Coinbase CEO reveals how firm sniffs out North Korean “IT workers”

By now, it’s no secret that North Korean hackers pretending to be IT workers run rampant in the crypto world. Brian Armstrong, CEO of cryptocurrency exchange Coinbase, says the firm has been finding ways to deal with the issue effectively.
The list of increasingly sophisticated hacks by North Korea’s alleged state-sponsored hacking units is growing every year.
Bybit, for instance, lost around $1.5 billion in ethereum earlier in 2025. It was the largest cryptocurrency heist to date, and, unsurprisingly, hackers from the infamous Lazarus Group were responsible.
Not only is Lazarus Group posting bogus opportunities on job boards, but they’re also targeting would-be employees of crypto companies such as Coinbase.
The firm said in May that the North Korean hackers bribed some of its overseas employees for customer data and demanded a $20 million ransom from the company.
But the North Koreans are also attempting to get jobs at crypto companies to infiltrate them and send their wages and whatever they manage to steal back home, generating revenue for the isolated regime.
Now, Coinbase CEO Armstrong has admitted in an interview for the Cheeky Pint podcast that the general tech public doesn’t really appreciate how North Korean agents are changing the global cybercrime landscape.
“The DPRK is very interested in stealing crypto. You’d think that we can collaborate with law enforcement – and we get these dossiers of “Okay, this is a known actor,” that we share sometimes with other companies,” said Armstrong.
“But it feels like there are 500 new people graduating every quarter from some school they have whose whole job is this. In many of these cases, it’s not the individual person’s fault. Their families will be coerced or detained if they don’t cooperate.”
However, Armstrong also says there’s a recipe for sniffing the fake remote “IT workers” out in time.
First, for example, these agents are usually coached offline when they’re working or taking part in meetings and job interviews, so Coinbase forces them to turn on the camera and prove they’re not AI.
Moreover, Coinbase now requires all new recruits to come to the US for orientation. Only after the company ensures that they have US citizenship and family in-country can the remote workers access any sensitive systems.
Apparently, they’re also fingerprinted, as Armstrong explains: “You don’t want someone to feel like they can flee and then have no fear of extradition.”
Security has been enhanced at customer support facilities, and when the company catches workers taking bribes, “they go to jail,” according to Armstrong.
According to Coinbase’s boss, North Korean threat actors are also very willing to try to bribe the company’s customer support agents.
“Our customer support agents work in facilities that are pretty locked down, and they have a Chromebook that is pretty locked down. In some cases, they’ve been offered hundreds of thousands of dollars to smuggle in a personal phone and take photos of a screen or something,” said Armstrong.
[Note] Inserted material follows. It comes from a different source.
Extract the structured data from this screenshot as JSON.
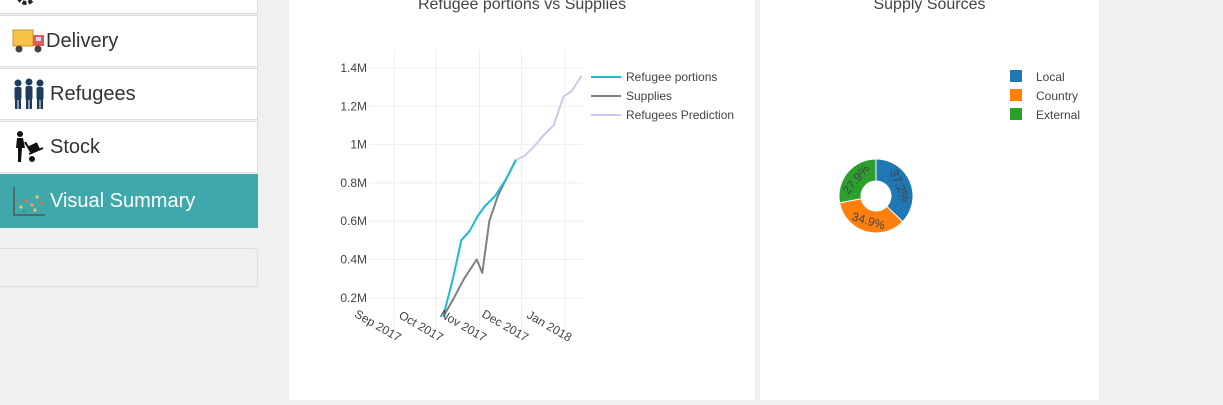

Security has been enhanced at customer support facilities, and when the company catches workers taking bribes, “they go to jail,” according to Armstrong.
“We try to make it very clear that you’re destroying the rest of your life by taking this, even if you think it's some life‑changing amount of money, it’s not worth going to jail,” he added.
Armstrong agreed with the host’s summary of what Coinbase and other tech firms should be doing: “More proof of physical presence, more compartmentalization, and more deterrent effect through aggressive prosecution.”
However, “the ultimate deterrent is not going after insiders but after the threat actors themselves” because “we need to be a hard target,” he stressed.